Former MAK-Schindler Artists and Architects-in-Residence Program
participants Matias del Campo and Sandra Manninger teamed up in 2003 to found the Viennese studio SPAN architecture & design, which recently collaborated with Zeytinoglu ZT to design the Austrian pavilion for Expo 2010 in Shanghai. Their architectural explorations center on visionary developments that take place within a flexible zone between virtual and real space. The teams design strategy employs forwardlooking media technologies to generate architectonic models from the geometries of organic systems. In their conception of architecture, del Campo and Manninger are situated in close proximity to architects such as Greg Lynn and Hernán Diáz Alonso, who are viewed as pioneers of current amorphous architecture generated in relation to organic forms. This differs both from anthroposophically characterized architectural stances and from the position of Friedrich Kiesler, who put art and architecture as a model on the table for discussion. For the MAK Gallery, del Campo and Manninger have developed a spatial intervention, which oscillates between architectural vision and exaggeration. The exhibition thus functions as a laboratory of current architectural production that is to be viewed as one would a kaleidoscope.
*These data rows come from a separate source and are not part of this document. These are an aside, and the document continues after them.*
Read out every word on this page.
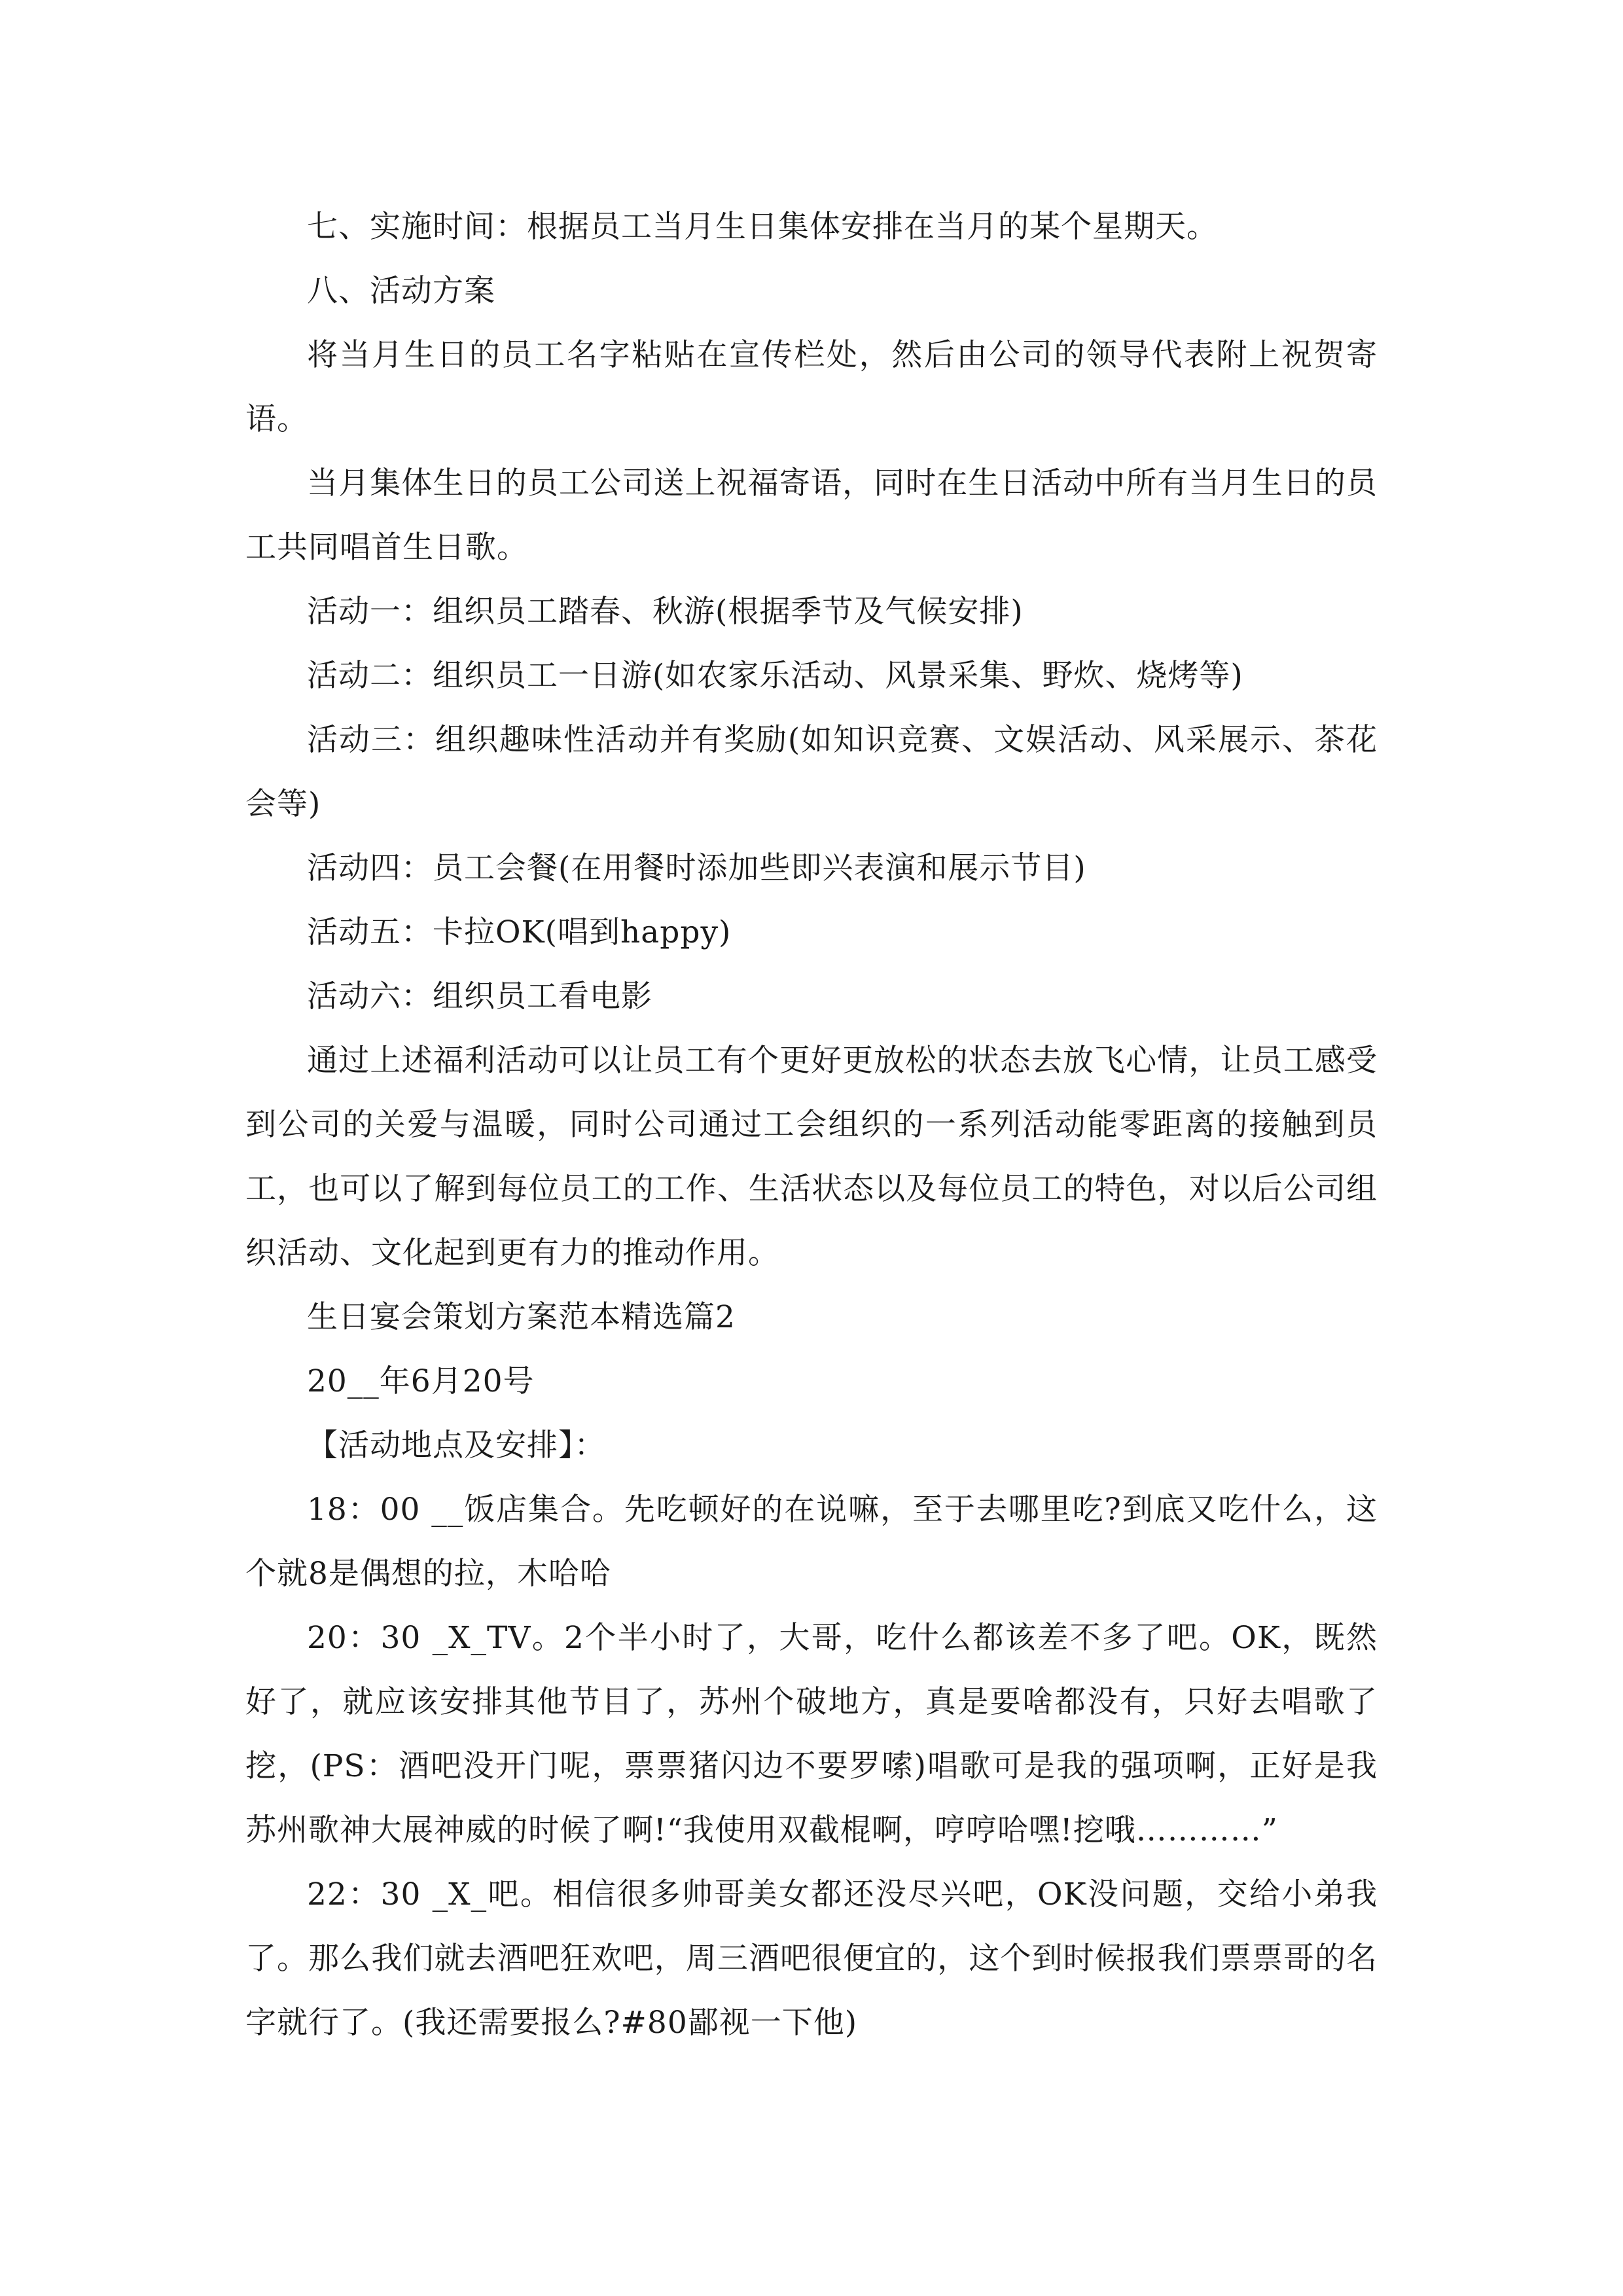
七、实施时间：根据员工当月生日集体安排在当月的某个星期天。

八、活动方案

将当月生日的员工名字粘贴在宣传栏处，然后由公司的领导代表附上祝贺寄语。

当月集体生日的员工公司送上祝福寄语，同时在生日活动中所有当月生日的员工共同唱首生日歌。

活动一：组织员工踏春、秋游(根据季节及气候安排)

活动二：组织员工一日游(如农家乐活动、风景采集、野炊、烧烤等)

活动三：组织趣味性活动并有奖励(如知识竞赛、文娱活动、风采展示、茶花会等)

活动四：员工会餐(在用餐时添加些即兴表演和展示节目)

活动五：卡拉OK(唱到happy)

活动六：组织员工看电影

通过上述福利活动可以让员工有个更好更放松的状态去放飞心情，让员工感受到公司的关爱与温暖，同时公司通过工会组织的一系列活动能零距离的接触到员工，也可以了解到每位员工的工作、生活状态以及每位员工的特色，对以后公司组织活动、文化起到更有力的推动作用。

生日宴会策划方案范本精选篇2

20__年6月20号

【活动地点及安排】：

18：00 __饭店集合。先吃顿好的在说嘛，至于去哪里吃?到底又吃什么，这个就8是偶想的拉，木哈哈

20：30 _X_TV。2个半小时了，大哥，吃什么都该差不多了吧。OK，既然好了，就应该安排其他节目了，苏州个破地方，真是要啥都没有，只好去唱歌了挖，(PS：酒吧没开门呢，票票猪闪边不要罗嗦)唱歌可是我的强项啊，正好是我苏州歌神大展神威的时候了啊!“我使用双截棍啊，哼哼哈嘿!挖哦…………”

22：30 _X_吧。相信很多帅哥美女都还没尽兴吧，OK没问题，交给小弟我了。那么我们就去酒吧狂欢吧，周三酒吧很便宜的，这个到时候报我们票票哥的名字就行了。(我还需要报么?#80鄙视一下他)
The presentations various scenarios and levels, based on organic movement patter ns and recursive elements, swing back and forth between abstract, free, dynamic forms and hybrid structures. Dealing with the metamorphosis of natural forms in relation to art and architecture, as well as the examination of mathematical bodies produced by nature itself, is a phenomenon, which has been present throughout the history of form. Hence, the design practice of del Campo and Manninger reflects the principle of random mathematical images, which is itself rooted in the mechanically minded philosophy of the 17th century.
Curator Bärbel Vischer
In 2011 the exhibitions in the MAK Gallery present current positions in architecture which in visionary developments deal with procedural structures and systems.
Matias del Campo, born in Santiago, Chile in 1970, studied architecture at the University of Applied Arts Vienna. He is a visiting professor at the Dessau Institute of Architecture (dia) in Germany and at the School of Architecture (ESARQ) of the International University of Catalonia in Spain.
Sandra Manninger, born in Graz in 1970, studied architecture at the
Vienna University of Technology. She has held guest lectures at the
Dessau Institute of Architecture (dia) in Germany and is a visiting
professor at the School of Architecture (ESARQ) of the International University of Catalonia in Spain.